Abstract
Introduction Histiocytic neoplasms (HN) are a rare, heterogeneous group of hematologic disorders derived from myeloid-dendritic cell lineages. The most common forms include Langerhans cell histiocytosis (LCH), Erdheim-Chester disease (ECD), and Rosai-Dorfman disease (RDD). These disorders are driven by recurrent activating mutations in the MAPK pathway, most frequently involving BRAF, MAP2K1, PIK3CA, KRAS, and NRAS. This discovery enabled a major therapeutic advance with the use of BRAF and MEK inhibitors, resulting in durable responses. For patients harboring KRAS mutations, MEK inhibitors (MEKi) remain the primary therapeutic approach. However, the impact of KRAS mutation subtypes on treatment response remains poorly understood. Our study aimed to characterize the spectrum of KRAS mutations in LCH, ECD, and RDD and evaluate the responses to MEKi, providing insights to guide future treatment strategies.
Methods We conducted a retrospective review of patients with LCH, ECD, and RDD who were evaluated at Mayo Clinic or University of Alabama at Birmingham. Patients were included if next-generation sequencing identified a KRAS mutation. The response assessment was based on radiographic evaluation under the most recent Histiocyte Society consensus guideline.
Results We identified 23 patients with a KRAS mutation: 17 females (73.9%) and 6 males (26.1%), with a median age at diagnosis of 61 years (range, 20–78). RDD accounted for 73.9% (17/23) and ECD for 26.1% (6/23); no KRAS mutations were detected in LCH patients. The most frequent KRAS variants were p.K117N (34.8%), p.G12D (17.4%), p.A146T (13.0%), p.G13C (8.7%), and p.G13D (8.7%), with additional variants including p.T58I, p.A59G, p.A146P, and p.A146V. Mutation distribution differed by disease group: p.G12D was more common in ECD (50%) than RDD (5.9%) (p=0.01), whereas p.K117N occurred in 47.1% of RDD and was absent in ECD.
Regarding treatment, 57% (13/23) received MEKi, all initially cobimetinib, with 1 patient switched to trametinib due to progression. Of the 10 patients who did not receive MEKi, 1 was treated with vemurafenib for a concurrent BRAF p.V600E mutation; 3 remained on observation; 2 underwent surgery without recurrence; 3 received other systemic therapies including corticosteroid, methotrexate, rituximab, lenalidomide, or sirolimus; and 1 developed diffuse large B-cell lymphoma, treated with R-CHOP.

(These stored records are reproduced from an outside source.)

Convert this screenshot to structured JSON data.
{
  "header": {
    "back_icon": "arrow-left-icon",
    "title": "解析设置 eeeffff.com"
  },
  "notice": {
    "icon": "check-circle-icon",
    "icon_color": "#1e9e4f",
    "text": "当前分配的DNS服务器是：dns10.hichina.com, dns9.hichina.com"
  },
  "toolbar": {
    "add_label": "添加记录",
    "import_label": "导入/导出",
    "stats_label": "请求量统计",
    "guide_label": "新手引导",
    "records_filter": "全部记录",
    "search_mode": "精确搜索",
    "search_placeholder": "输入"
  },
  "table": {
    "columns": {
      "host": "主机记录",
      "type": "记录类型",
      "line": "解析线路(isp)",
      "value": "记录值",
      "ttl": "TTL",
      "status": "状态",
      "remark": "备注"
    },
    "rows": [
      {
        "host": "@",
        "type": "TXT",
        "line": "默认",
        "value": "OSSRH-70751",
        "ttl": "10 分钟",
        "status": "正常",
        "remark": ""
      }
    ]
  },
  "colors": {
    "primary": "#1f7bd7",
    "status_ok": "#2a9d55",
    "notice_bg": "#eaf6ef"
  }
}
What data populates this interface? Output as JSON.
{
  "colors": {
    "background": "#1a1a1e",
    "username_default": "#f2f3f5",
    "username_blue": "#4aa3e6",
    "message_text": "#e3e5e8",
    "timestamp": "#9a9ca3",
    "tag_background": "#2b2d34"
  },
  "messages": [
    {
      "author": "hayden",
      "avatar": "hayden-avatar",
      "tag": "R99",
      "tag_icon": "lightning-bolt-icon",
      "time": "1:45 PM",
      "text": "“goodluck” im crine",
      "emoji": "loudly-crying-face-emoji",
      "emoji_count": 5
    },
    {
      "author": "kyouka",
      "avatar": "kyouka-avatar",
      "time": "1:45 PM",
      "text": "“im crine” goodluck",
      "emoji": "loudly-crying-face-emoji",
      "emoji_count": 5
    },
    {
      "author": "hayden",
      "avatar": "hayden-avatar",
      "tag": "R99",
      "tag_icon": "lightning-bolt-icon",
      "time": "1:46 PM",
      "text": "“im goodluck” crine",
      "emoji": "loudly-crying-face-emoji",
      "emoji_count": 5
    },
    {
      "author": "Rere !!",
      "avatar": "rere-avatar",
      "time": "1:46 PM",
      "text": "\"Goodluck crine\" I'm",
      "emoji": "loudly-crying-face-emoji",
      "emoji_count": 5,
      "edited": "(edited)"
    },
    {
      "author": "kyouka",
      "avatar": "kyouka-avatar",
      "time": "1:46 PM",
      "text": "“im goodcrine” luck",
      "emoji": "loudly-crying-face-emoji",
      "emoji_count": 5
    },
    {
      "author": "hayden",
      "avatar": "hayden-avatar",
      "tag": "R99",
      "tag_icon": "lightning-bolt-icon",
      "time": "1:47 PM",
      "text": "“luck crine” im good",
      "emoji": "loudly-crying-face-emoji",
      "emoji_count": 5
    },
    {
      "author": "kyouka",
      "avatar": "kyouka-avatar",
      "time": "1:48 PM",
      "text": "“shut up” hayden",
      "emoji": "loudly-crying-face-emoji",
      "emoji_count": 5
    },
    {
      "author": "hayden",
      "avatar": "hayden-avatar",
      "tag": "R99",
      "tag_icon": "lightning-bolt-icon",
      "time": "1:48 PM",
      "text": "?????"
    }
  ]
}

The overall response rate in the 12 patients on MEKi (excluding 1 patient too early for assessment) was 75%—3 (25%) CR and 6 (50%) PR (including 1 who initially progressed on cobimetinib but responded to trametinib). All 3 non-responders had RDD. Among the 5 patients with p.K117N, 3 had no response to cobimetinib, 1 achieved PR, and 1 achieved CR; notably, 1 non-responder switched to trametinib and achieved PR in 2 months. All 3 patients with codon 146 mutations achieved PR. Of the 2 patients with p.G12D, 1 achieved CR with a co-occurring MAP2K1 mutation, and 1 had no response. No additional genotype–response patterns were observed.
Similar heterogeneity has been reported in prior studies. In a phase II cobimetinib trial, an ECD patient with p.R149G achieved PR, whereas another ECD patient with p.G12R and an LCH patient with p.G13C achieved CR in the presence of co-occurring ARAF and NRAS mutations, respectively. A retrospective cohort described an ECD patient with p.K117N achieving PR on dabrafenib and trametinib with a concurrent BRAF mutation and another with p.G12A achieving PR on trametinib. In a multicenter analysis of trametinib, a patient with p.A59T (co-occurring BRAF and NRAS mutations) had no response, whereas another with p.A146P achieved PR. Collectively, these findings, together with our data, underscore that KRAS-mutated histiocytoses exhibit heterogeneous responses to MEKi, likely influenced by variant type and co-mutations.
Discussion KRAS mutations represent an important subset of MAPK pathway alterations in HN, although their prevalence varies by disease type and appears extremely rare in LCH, with no cases identified in our cohort. The most common variants include p.K117N and p.G12D, which may be linked to suboptimal response to MEKi in the absence of concurrent MAPK pathway alterations. As MEKi acts downstream, efficacy likely depends on the level of pathway activation conferred by specific KRAS variants. Larger studies are needed to confirm these observations and identify mutation-specific predictors to guide personalized treatment.